WHO working to keep medical supply chains open in Ukraine 

Since Russia’s military offensive began in Ukraine on 24 February, WHO has worked around the clock to ensure a constant flow of health supplies so that neighboring countries have the infrastructure and expertise to meet urgent needs of refugees, and to support Ukraine’s health system to meet the immediate health needs of people within Ukraine’s borders.

Coordinating humanitarian health assistance for people in need

The current estimated number of people impacted in Ukraine is 18 million, of which 6.7 million are internally displaced. Nearly three million people have fled the country. Supply chains have been severely disrupted. Many distributors are not operational, some stockpiles are inaccessible due to military operations, medicine supplies are running low, and hospitals are struggling to provide care to the sick and wounded.

WHO is coordinating with partners the provision of humanitarian health assistance, both within Ukraine and on its borders, and providing technical support and surge staff. WHO is providing support across Ukraine through the Country Office, the Regional Office for Europe in Copenhagen, as well as from its headquarters in Geneva.

Delivering life-saving medical supplies

As the Health Cluster Lead Agency, WHO is working with partners to alleviate shortages of life-saving equipment and medication, such as oxygen and insulin, surgical supplies, anesthetics, and transfusion kits to collect, test and safely transfuse blood. 

Oxygen generators, generators to maintain electrical supply in affected health facilities, defibrillators, monitors, anesthesia drugs, rehydration salts, gauze and bandages are among the medical supplies WHO and partners are shipping into Ukraine to save lives and maintain health services.

On 5 March, approximately 600 doses of anti-tetanus toxoid reached Kyiv, and 36 tons of vital medical supplies reached Lviv, from where they are being distributed to health facilities across the country.

On 8 March, WHO delivered 10 tons of trauma and emergency surgery kits to Kyiv, to be distributed to warehouses in seven regions: Kyiv, Poltava, Dnipropetrovsk, Odesa, Zaporizhia, Zhytomyr and Cherkasy.

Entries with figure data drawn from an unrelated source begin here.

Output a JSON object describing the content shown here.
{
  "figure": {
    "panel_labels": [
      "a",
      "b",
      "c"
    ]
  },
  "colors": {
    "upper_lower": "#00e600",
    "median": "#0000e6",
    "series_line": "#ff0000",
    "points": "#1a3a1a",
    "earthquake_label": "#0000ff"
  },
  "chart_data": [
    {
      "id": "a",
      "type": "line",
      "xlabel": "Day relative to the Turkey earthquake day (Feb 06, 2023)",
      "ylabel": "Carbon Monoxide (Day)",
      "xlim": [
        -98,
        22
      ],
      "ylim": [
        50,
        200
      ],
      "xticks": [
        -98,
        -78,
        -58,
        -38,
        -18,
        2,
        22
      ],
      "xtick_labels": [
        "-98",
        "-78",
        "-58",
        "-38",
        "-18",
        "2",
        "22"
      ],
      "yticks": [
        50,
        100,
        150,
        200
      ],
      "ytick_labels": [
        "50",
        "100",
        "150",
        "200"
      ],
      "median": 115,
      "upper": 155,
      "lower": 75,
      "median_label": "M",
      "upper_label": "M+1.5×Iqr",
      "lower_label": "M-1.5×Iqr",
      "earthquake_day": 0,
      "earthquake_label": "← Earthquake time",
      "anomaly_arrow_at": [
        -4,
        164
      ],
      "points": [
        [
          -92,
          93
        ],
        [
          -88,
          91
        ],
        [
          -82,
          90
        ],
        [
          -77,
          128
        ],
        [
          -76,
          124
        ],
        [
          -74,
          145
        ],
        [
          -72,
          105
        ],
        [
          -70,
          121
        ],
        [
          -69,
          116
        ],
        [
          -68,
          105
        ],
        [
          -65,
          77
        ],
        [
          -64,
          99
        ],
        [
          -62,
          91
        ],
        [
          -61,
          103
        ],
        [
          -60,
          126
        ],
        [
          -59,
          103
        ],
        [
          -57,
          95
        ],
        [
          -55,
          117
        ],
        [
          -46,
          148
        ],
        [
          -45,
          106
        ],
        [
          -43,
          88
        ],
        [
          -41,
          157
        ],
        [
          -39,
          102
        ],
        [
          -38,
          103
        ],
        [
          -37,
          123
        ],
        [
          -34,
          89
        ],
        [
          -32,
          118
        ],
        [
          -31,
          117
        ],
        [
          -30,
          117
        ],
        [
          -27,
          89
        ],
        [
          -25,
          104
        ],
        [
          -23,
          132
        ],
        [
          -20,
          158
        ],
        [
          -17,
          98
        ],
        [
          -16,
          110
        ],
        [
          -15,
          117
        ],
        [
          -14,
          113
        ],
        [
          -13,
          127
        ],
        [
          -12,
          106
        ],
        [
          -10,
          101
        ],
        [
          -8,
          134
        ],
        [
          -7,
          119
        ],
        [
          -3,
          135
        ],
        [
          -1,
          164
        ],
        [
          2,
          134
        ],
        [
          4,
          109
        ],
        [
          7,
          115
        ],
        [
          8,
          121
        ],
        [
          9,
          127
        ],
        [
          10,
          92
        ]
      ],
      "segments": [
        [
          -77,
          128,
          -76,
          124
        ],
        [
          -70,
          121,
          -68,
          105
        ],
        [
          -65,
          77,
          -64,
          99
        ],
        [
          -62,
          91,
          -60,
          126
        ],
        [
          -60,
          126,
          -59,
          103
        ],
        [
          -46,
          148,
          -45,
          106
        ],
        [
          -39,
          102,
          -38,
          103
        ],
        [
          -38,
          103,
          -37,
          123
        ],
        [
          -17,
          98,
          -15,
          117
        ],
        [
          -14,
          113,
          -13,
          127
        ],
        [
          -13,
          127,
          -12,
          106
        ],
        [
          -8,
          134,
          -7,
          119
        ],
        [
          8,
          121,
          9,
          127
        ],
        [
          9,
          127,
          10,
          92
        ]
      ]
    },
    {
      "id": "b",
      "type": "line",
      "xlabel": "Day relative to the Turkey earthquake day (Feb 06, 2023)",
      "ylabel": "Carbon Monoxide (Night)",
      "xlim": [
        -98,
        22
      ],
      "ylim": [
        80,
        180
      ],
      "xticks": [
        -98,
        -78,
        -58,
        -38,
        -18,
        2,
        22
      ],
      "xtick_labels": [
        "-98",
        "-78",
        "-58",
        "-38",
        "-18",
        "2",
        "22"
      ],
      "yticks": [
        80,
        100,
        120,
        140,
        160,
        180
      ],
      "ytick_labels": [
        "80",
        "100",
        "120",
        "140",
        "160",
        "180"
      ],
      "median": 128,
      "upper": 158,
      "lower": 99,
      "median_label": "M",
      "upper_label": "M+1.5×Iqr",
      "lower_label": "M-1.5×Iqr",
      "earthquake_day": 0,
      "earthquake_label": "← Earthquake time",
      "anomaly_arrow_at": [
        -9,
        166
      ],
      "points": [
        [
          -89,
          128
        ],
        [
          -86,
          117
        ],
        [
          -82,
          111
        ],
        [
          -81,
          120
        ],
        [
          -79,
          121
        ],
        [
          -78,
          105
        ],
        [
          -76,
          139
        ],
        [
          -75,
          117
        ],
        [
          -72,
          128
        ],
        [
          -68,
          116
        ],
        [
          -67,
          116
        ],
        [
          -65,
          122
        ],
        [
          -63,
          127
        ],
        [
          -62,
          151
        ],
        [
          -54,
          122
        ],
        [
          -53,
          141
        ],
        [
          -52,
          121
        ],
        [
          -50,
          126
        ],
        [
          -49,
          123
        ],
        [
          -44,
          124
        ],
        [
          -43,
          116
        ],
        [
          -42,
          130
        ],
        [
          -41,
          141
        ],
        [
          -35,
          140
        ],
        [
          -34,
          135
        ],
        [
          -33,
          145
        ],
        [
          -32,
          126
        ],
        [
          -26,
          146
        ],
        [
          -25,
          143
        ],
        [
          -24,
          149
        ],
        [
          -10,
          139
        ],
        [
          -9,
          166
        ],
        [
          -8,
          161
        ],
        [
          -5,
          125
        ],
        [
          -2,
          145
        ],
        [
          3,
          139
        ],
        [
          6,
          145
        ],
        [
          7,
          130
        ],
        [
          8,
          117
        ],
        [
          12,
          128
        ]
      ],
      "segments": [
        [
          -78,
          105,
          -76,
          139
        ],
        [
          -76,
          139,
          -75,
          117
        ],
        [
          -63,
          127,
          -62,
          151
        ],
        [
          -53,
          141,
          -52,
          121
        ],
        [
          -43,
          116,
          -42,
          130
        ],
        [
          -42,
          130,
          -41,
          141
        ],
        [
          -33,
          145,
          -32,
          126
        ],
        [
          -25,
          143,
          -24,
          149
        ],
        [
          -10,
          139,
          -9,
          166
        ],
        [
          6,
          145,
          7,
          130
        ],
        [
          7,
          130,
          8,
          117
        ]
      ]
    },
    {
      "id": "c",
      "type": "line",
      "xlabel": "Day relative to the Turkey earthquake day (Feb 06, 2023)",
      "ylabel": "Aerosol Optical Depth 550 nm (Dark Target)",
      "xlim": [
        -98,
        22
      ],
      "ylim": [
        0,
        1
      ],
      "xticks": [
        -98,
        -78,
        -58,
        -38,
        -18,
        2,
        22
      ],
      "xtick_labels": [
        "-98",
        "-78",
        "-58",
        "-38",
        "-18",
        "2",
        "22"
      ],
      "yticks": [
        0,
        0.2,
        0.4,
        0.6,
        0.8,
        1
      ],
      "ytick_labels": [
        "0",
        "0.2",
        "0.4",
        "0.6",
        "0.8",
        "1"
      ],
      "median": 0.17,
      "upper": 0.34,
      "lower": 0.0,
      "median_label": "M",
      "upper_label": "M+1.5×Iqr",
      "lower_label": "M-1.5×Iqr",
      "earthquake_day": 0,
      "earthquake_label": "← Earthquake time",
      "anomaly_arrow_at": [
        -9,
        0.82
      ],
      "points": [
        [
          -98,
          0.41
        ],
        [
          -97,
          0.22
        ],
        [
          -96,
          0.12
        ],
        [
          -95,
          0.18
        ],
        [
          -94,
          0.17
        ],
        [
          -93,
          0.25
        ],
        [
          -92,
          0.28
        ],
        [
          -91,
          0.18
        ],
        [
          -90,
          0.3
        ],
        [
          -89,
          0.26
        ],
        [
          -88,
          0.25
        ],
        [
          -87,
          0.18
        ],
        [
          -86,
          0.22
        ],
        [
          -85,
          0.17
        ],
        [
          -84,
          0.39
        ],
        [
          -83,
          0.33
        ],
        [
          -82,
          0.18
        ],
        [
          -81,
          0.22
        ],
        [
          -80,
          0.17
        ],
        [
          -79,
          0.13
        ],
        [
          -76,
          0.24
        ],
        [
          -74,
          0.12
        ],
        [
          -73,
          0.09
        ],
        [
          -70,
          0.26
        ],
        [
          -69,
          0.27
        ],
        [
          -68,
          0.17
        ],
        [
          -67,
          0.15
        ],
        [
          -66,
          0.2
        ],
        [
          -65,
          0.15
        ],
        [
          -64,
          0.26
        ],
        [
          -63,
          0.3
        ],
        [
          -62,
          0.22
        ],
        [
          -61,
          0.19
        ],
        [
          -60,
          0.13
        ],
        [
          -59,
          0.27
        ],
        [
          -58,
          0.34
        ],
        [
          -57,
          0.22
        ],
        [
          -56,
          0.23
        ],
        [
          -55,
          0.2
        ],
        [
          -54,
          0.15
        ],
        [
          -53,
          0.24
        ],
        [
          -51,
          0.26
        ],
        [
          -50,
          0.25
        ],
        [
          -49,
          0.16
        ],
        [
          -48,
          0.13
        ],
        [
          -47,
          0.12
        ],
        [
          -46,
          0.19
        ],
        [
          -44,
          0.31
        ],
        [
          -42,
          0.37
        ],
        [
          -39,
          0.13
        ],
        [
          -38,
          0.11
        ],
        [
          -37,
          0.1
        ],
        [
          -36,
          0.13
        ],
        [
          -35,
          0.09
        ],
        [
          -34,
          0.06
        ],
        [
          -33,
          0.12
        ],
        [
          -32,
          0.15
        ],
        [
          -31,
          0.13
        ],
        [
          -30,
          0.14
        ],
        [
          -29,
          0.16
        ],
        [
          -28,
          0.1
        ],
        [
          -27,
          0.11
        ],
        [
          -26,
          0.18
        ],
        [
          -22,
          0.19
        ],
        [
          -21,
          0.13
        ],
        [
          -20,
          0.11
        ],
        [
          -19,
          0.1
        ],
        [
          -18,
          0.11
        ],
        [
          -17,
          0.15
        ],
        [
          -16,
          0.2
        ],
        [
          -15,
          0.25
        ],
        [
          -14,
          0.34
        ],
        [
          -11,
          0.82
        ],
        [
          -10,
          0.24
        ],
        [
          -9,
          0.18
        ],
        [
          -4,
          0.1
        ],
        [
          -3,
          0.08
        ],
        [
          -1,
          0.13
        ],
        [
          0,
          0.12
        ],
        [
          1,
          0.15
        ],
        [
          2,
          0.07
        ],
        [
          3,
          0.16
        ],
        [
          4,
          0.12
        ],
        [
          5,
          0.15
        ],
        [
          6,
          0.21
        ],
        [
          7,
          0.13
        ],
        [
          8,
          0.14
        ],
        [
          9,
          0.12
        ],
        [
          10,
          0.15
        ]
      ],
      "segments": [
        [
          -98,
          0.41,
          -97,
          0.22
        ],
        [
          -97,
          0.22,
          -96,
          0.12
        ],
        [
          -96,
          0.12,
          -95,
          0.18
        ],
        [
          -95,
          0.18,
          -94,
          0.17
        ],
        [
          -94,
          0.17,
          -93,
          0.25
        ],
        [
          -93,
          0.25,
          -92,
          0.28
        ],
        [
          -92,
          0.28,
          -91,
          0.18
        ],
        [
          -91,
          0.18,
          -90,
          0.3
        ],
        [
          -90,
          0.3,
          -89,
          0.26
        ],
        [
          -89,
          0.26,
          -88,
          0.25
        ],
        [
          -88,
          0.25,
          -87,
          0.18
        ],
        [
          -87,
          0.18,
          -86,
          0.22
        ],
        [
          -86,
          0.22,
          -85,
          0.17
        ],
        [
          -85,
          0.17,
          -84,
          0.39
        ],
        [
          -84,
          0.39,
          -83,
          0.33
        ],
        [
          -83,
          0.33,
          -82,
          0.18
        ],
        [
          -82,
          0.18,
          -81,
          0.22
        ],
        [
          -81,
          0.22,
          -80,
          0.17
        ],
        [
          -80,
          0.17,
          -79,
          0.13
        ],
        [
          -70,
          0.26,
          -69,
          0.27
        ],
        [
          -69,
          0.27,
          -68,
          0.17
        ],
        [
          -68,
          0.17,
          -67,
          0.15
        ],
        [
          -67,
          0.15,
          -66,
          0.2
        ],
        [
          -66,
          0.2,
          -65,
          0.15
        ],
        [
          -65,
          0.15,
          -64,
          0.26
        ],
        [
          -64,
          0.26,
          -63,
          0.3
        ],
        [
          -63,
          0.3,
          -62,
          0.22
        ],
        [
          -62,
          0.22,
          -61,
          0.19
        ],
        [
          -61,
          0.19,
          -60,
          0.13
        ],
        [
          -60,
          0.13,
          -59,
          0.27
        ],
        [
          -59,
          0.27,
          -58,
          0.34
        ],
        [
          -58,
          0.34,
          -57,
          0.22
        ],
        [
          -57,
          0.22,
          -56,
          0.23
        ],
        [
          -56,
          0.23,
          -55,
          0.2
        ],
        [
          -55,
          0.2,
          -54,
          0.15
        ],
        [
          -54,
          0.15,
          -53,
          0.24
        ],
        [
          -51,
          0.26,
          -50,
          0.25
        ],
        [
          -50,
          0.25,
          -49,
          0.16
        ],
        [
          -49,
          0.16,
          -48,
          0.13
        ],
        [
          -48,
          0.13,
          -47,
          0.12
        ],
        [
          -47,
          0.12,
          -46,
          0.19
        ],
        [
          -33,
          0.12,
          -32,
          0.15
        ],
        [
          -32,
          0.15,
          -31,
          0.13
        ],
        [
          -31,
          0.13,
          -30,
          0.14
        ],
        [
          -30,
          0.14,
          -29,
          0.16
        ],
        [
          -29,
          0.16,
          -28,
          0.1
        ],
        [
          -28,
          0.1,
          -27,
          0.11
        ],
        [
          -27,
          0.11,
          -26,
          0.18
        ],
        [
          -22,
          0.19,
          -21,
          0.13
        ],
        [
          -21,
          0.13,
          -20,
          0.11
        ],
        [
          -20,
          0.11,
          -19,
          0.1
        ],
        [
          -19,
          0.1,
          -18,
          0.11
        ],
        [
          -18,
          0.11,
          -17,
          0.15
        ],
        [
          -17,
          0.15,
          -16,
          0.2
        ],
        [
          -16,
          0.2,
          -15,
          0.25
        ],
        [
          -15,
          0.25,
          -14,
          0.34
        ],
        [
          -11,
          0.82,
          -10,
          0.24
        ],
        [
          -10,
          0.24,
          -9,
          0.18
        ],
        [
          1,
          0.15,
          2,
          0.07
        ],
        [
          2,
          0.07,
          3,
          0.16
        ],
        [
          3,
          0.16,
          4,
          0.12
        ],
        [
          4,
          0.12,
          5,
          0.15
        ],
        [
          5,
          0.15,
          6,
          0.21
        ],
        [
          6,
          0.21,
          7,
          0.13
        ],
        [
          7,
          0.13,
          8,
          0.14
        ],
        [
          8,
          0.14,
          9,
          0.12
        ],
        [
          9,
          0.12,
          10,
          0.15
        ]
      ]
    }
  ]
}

On 9 to 11 March, nine shipments of 10 tons each were dispatched to Kharkiv via Poltava; to Sumy via Poltava; to Dnipro; to Kherson via Dnipro; to Mariupol via Dnipro; to Mykolaiv; to Zhytomyr; to Zaporizhia; and to Cherkasy. Each shipment serves 150 trauma patients and 15,000 primary health care patients for three months.

On 12 March, two ventilators were delivered to hospitals in Kyiv and 14 tons or 52 cubic meters of trauma kits and essential medicines for primary health care reached Lviv.

WHO is in constant dialogue with Ukrainian authorities. All supplies are distributed in close coordination with the Ministry of Health, based on WHO critical needs assessments, public health risk, service assessments and logistic capacity. The coming days and weeks will see a constant flow of medical supplies, as part of an effort to ensure people’s access to essential drugs and medical care.

Scaling up surveillance of hazards and diseases

To support operations in and into Ukraine, a WHO support hub is being established in Poland. WHO has also scaled up surveillance and health information dissemination to detect and respond to outbreaks early and better understand needs, threats and health service availability.

WHO and partners have updated the Public Health Situation Analysis for Ukraine, covering health needs and threats to the population. WHO and the Health Cluster also launched the mapping tool 3W, showing who does what and where. Event-based surveillance activities for various potential hazards are also ongoing, including through Epidemic Intelligence from Open Sources (EIOS).

Reporting and condemning attacks on health care

WHO’s mandate for the surveillance of attacks on health care is based on the World Health Assembly Resolution 65.20 adopted in 2012, which requested WHO to provide leadership at global level in collecting and reporting information on attacks on health care. 

WHO created the Attacks on Health Care initiative to systematically collect evidence on attacks, to advocate for the end of such attacks, and to promote best practices for safeguarding health care from attacks. WHO reports through the Surveillance System for Attacks on Health Care.

As of 12 March, WHO had verified a total of 31 attacks on health care between 24 February and 11 March, resulting in 12 deaths and 34 injuries, of which eight of the injured and two of those killed were health workers. More attacks are being verified.

WHO strongly condemns acts of violence against health care. Every single attack deprives people of life-saving services. Attacks on health care are violations of international humanitarian law and human rights.